0: oxandrolona, turinabol, halotestin, stanozolol (podem causar ginecomastia indiretamente por desequilíbrio nos níveis hormonais)

 

O tratamento padrão para ginecomastia causada por esteroides (e no tratamento geral prescrito por médicos) é o uso de tamoxifeno em doses de 20 a 40mg por dia, ou clomifeno em doses de 50 a 100mg por dia. Na verdade a recomendação médica provavelmente seria cessar o uso dos esteroides nesse caso. Inibidores de aromatase também são comuns, com doses muito variáveis, uma vez que o controle da aromatização usando esteroides fica muito complicado, ainda mais sem um acompanhamento frequente de exames hormonais. A dose terapêutica padrão para essas drogas é de um comprimido por dia (anastrozol 1mg, letrozol 2,5mg, exemestano 25mg), o que pode gerar um grande desequilíbrio hormonal e colaterais agressivos (baixa libido, baixa imunidade) principalmente para um usuário de esteroides. Para ginecomastia causada por prolactina a dose média de bromocriptina é de 1,25mg a 2,5mg duas vezes por dia e a dose média de cabergolina é de 1 a 2 comprimidos de 0,5mg por semana.

 

O tratamento cirúrgico (mamoplastia) deve ser considerado por motivos estéticos em pacientes com ginecomastia crônica (predomínio de tecido fibrótico, em geral com mais de 1 ano de duração) e naqueles que não responderam à terapia medicamentosa. A mamoplastia é bastante empregada atualmente, entretanto, necessita de um cirurgião experiente para se obter resultados estéticos satisfatórios [2].

 

REFERÊNCIAS:

[1] Willians Tratado de Endocrinologia, 11ª edição.

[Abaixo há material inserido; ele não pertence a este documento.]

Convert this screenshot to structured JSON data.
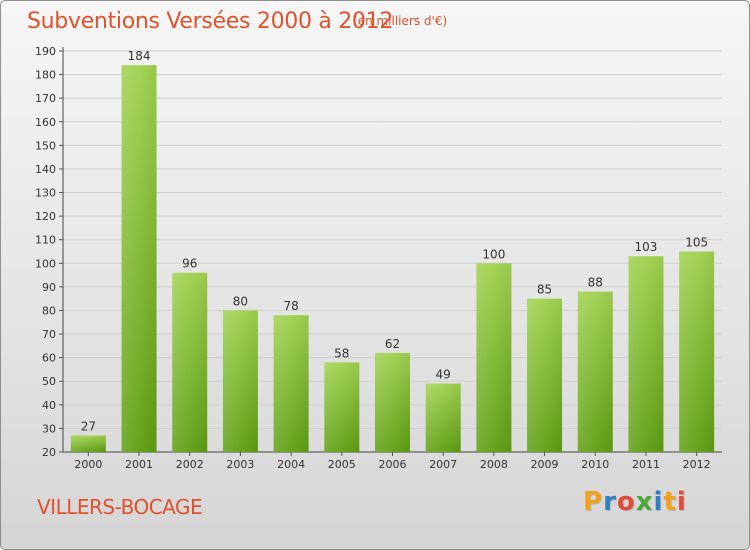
{
  "header": {
    "title": "Subventions Versées 2000 à 2012",
    "unit": "(en milliers d'€)"
  },
  "footer": {
    "commune": "VILLERS-BOCAGE",
    "logo_text": "Proxiti",
    "logo_colors": [
      "#f2a11b",
      "#2f7fc1",
      "#e24a3b",
      "#4aa83a",
      "#2f7fc1",
      "#f2a11b",
      "#e24a3b"
    ]
  },
  "colors": {
    "title": "#e0522c",
    "bar_top": "#9fd14f",
    "bar_bottom": "#5e9e12",
    "grid": "#cfcfcf"
  },
  "chart_data": {
    "type": "bar",
    "title": "Subventions Versées 2000 à 2012",
    "subtitle": "(en milliers d'€)",
    "categories": [
      "2000",
      "2001",
      "2002",
      "2003",
      "2004",
      "2005",
      "2006",
      "2007",
      "2008",
      "2009",
      "2010",
      "2011",
      "2012"
    ],
    "values": [
      27,
      184,
      96,
      80,
      78,
      58,
      62,
      49,
      100,
      85,
      88,
      103,
      105
    ],
    "ylim": [
      20,
      190
    ],
    "yticks": [
      20,
      30,
      40,
      50,
      60,
      70,
      80,
      90,
      100,
      110,
      120,
      130,
      140,
      150,
      160,
      170,
      180,
      190
    ],
    "grid": true,
    "xlabel": "",
    "ylabel": ""
  }
}
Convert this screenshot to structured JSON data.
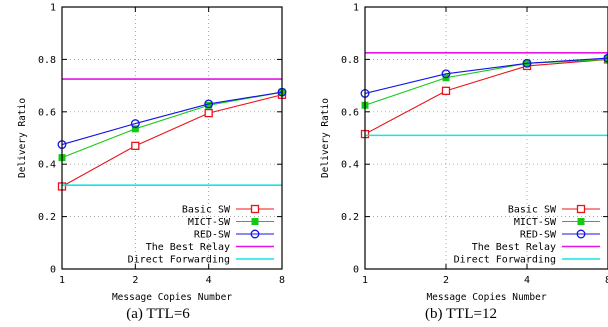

[2] Endocrinologia Feminina e Andrologia, Ruth Clapauch.

[3] Endocrinologia Básica e Clínica, De Greenspan, 9ª edição.

[4] Ginecomastia por Prolactina
https://fisiculturismo.com.br/forum/topic/98772-ginecomastia-por-prolactina/
http://gravidez.mamaeonline.com/prolactina-elevada/

[5] Diferentes tipos de GINECOMASTIA (DUDU)
http://treinoinsano.com.br/novo/index.php?%2Ftopic%2F1823-diferentes-tipos-de-ginecomastia-dudu%2F

[6] Ginecomastia, grau de risco (DUDU)
http://www.musculacaototal.com.br/forum/viewtopic.php?f=24&t=6841&sid=50fdcf87abaee8731d92532408f1ea5d

[7] Endocrinologia, E. P. Guedes, R. O. Moreira, A. K. Benchimol.